Outro assunto discutido foi o ciclo da violência, que costuma envolver o aumento da tensão, a agressão e uma fase de aparente arrependimento ou reconciliação. Segundo Márcia, sem apoio e intervenção, esse ciclo pode se repetir e se tornar cada vez mais grave.
Acolher e saber ouvir
Além das informações sobre a legislação e os mecanismos de proteção, o encontro possibilitou a troca de experiências entre as participantes. Mulheres de diferentes estados compartilharam situações vivenciadas em suas comunidades, cooperativas, associações, igrejas e espaços de atuação social.
A escuta qualificada foi apontada como uma das principais ferramentas para o trabalho das educadoras populares. Para Márcia, é necessário respeitar o tempo da mulher e evitar julgamentos ou cobranças que possam afastá-la da rede de apoio.
“A escuta qualificada é a base do trabalho das educadoras populares. É preciso escutar a mulher e trabalhar com ela aquilo que ainda não consegue enxergar. Quem precisa reconhecer que está vivendo uma situação de violência é a própria vítima”, afirmou.
A convidada também orientou as participantes a conhecerem os serviços e equipamentos públicos existentes em seus municípios e regiões. Esse mapeamento permite encaminhar as mulheres para atendimento jurídico, psicológico, social e de saúde, além de auxiliar na solicitação de medidas protetivas e na busca por um local seguro.
“As educadoras populares precisam saber onde estão os serviços que podem ajudar. Criar uma rede de atendimento para as mulheres é fundamental”, destacou Márcia.
Economia Solidária e autonomia das mulheres
A relação entre violência e dependência financeira também esteve presente no debate. As participantes destacaram que muitas mulheres enfrentam dificuldades para romper relacionamentos violentos porque não possuem renda própria, trabalho ou condições para garantir o próprio sustento e o de seus filhos.
Nesse contexto, a Economia Popular e Solidária foi apontada como uma importante estratégia de autonomia, geração de renda e fortalecimento coletivo. Cooperativas, associações, grupos produtivos, padarias comunitárias, iniciativas de costura, reciclagem e outras formas de organização podem abrir caminhos para que as mulheres reconstruam suas vidas.
“É isso que a Economia Solidária tem que trazer para nós: possibilidades. Hoje temos inúmeras iniciativas capazes de gerar trabalho, renda e autonomia”, ressaltou Márcia.
Magda de Almeida reforçou que as experiências e reflexões compartilhadas durante a formação também contribuem para a construção dos próximos passos do projeto.

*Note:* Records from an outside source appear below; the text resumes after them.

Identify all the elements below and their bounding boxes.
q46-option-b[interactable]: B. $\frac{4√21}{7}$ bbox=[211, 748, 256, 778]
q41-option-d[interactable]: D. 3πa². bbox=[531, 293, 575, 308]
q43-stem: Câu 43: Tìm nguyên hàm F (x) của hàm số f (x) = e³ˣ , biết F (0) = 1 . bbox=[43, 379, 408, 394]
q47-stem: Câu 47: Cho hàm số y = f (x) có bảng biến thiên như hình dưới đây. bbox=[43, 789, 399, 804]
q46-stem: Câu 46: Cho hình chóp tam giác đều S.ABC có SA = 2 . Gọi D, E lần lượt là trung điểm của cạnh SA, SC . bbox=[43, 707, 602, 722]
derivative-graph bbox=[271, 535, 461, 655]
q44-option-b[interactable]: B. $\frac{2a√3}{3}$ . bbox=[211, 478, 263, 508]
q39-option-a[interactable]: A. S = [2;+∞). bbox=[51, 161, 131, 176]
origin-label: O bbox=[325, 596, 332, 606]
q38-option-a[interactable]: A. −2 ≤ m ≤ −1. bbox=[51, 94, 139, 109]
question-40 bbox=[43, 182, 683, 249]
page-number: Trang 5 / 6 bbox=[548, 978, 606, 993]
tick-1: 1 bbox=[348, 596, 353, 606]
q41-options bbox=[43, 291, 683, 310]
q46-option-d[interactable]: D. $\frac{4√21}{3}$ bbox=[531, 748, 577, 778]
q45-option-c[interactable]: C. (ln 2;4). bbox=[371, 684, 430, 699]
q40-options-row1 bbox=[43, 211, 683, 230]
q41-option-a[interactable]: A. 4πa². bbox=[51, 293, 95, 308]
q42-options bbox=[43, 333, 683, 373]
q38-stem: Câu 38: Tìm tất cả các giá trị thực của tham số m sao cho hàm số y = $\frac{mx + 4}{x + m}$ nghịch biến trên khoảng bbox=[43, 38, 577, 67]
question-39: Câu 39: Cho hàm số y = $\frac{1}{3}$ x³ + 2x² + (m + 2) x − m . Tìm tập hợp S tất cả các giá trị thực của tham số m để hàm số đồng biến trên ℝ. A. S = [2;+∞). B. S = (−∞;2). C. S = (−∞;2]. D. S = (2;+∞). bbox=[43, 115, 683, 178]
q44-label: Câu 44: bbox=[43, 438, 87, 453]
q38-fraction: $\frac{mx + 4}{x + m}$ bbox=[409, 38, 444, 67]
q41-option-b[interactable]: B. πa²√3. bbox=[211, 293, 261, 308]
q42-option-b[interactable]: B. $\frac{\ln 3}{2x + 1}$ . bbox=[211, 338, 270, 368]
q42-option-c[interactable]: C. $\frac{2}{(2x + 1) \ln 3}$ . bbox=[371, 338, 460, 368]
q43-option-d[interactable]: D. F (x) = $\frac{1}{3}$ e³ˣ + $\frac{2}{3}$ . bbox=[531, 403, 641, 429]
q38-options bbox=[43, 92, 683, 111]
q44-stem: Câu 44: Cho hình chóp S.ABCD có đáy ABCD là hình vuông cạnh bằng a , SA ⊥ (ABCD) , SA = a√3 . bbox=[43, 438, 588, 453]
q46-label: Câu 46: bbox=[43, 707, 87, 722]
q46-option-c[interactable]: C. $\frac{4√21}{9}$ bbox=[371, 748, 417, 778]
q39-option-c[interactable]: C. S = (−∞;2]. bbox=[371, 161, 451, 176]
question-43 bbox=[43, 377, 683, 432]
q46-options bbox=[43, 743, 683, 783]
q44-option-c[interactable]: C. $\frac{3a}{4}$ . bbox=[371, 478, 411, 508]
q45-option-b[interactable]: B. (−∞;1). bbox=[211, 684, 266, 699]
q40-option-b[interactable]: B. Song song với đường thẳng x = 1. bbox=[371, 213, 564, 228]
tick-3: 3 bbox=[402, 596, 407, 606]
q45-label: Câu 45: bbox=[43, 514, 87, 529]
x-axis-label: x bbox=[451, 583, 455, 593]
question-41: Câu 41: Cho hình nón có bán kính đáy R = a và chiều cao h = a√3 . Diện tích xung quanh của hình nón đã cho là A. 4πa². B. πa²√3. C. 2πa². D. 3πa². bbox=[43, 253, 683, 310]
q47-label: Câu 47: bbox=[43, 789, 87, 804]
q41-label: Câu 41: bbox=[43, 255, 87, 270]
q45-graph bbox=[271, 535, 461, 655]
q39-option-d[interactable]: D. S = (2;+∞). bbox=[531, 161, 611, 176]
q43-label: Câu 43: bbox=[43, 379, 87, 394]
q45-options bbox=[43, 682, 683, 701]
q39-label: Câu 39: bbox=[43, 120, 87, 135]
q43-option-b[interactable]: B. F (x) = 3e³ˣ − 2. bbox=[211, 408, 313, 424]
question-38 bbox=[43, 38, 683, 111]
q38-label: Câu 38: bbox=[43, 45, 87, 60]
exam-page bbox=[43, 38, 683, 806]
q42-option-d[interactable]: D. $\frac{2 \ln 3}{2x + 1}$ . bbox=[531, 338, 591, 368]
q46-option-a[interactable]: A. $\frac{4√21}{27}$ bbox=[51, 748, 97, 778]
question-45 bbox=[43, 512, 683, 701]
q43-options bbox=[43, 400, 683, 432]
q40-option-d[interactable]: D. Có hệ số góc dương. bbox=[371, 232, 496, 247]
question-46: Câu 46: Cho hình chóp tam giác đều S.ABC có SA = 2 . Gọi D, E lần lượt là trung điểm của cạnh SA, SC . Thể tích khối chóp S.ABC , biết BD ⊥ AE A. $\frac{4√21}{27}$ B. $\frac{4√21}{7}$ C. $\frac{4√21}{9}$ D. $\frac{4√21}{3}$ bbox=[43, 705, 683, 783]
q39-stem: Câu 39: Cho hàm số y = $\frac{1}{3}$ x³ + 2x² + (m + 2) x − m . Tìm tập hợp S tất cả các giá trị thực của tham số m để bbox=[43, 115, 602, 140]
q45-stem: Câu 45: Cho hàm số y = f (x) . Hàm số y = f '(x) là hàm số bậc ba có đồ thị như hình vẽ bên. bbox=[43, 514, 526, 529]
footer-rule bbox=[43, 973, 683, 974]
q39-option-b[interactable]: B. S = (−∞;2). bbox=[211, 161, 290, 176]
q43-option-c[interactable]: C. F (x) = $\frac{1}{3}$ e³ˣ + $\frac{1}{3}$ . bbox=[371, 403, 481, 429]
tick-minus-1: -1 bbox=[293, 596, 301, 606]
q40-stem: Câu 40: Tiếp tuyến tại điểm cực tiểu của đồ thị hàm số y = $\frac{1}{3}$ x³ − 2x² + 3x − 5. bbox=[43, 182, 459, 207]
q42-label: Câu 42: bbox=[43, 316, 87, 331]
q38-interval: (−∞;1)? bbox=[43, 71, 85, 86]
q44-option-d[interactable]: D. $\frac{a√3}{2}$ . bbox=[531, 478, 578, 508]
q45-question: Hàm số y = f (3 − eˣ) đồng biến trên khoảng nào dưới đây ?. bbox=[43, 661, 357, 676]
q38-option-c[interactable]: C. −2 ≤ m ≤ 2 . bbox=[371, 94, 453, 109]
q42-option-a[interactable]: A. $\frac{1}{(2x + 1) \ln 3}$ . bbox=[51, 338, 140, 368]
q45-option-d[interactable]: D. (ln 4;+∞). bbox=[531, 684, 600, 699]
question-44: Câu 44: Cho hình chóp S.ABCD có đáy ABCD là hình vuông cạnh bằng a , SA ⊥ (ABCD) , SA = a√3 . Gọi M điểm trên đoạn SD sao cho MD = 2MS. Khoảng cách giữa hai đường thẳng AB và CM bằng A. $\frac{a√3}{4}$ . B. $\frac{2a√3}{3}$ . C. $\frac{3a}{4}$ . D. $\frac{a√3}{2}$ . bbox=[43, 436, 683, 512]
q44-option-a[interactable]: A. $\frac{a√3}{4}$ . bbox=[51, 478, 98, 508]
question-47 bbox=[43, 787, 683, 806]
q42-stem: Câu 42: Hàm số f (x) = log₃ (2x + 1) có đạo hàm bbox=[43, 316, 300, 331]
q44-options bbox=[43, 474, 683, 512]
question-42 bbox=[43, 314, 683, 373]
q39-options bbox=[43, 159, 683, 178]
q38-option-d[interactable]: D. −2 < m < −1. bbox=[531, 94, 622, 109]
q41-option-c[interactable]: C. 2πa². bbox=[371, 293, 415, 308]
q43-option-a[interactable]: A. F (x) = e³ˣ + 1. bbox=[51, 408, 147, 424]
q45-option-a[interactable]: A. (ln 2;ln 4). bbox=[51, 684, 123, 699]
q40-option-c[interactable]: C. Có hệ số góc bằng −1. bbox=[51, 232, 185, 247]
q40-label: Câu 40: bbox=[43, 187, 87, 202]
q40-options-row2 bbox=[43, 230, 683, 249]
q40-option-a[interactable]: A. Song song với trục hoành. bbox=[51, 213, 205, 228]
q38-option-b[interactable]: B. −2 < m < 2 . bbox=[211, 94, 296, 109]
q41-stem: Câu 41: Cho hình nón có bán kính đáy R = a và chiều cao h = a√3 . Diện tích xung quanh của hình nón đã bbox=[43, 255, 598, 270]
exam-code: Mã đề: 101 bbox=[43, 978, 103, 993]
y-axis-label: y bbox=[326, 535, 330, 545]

“São temas que precisamos revisitar sempre. Estamos acompanhando as contribuições para pensar novos encontros e outros encaminhamentos, valorizando os coletivos dos quais essas mulheres participam e fortalecendo essa rede”, afirmou a secretária-geral.
Ao finalizar o encontro, Márcia França deixou uma mensagem de incentivo às futuras educadoras populares: “Não esqueçam nunca: você pode tudo, menos desistir”.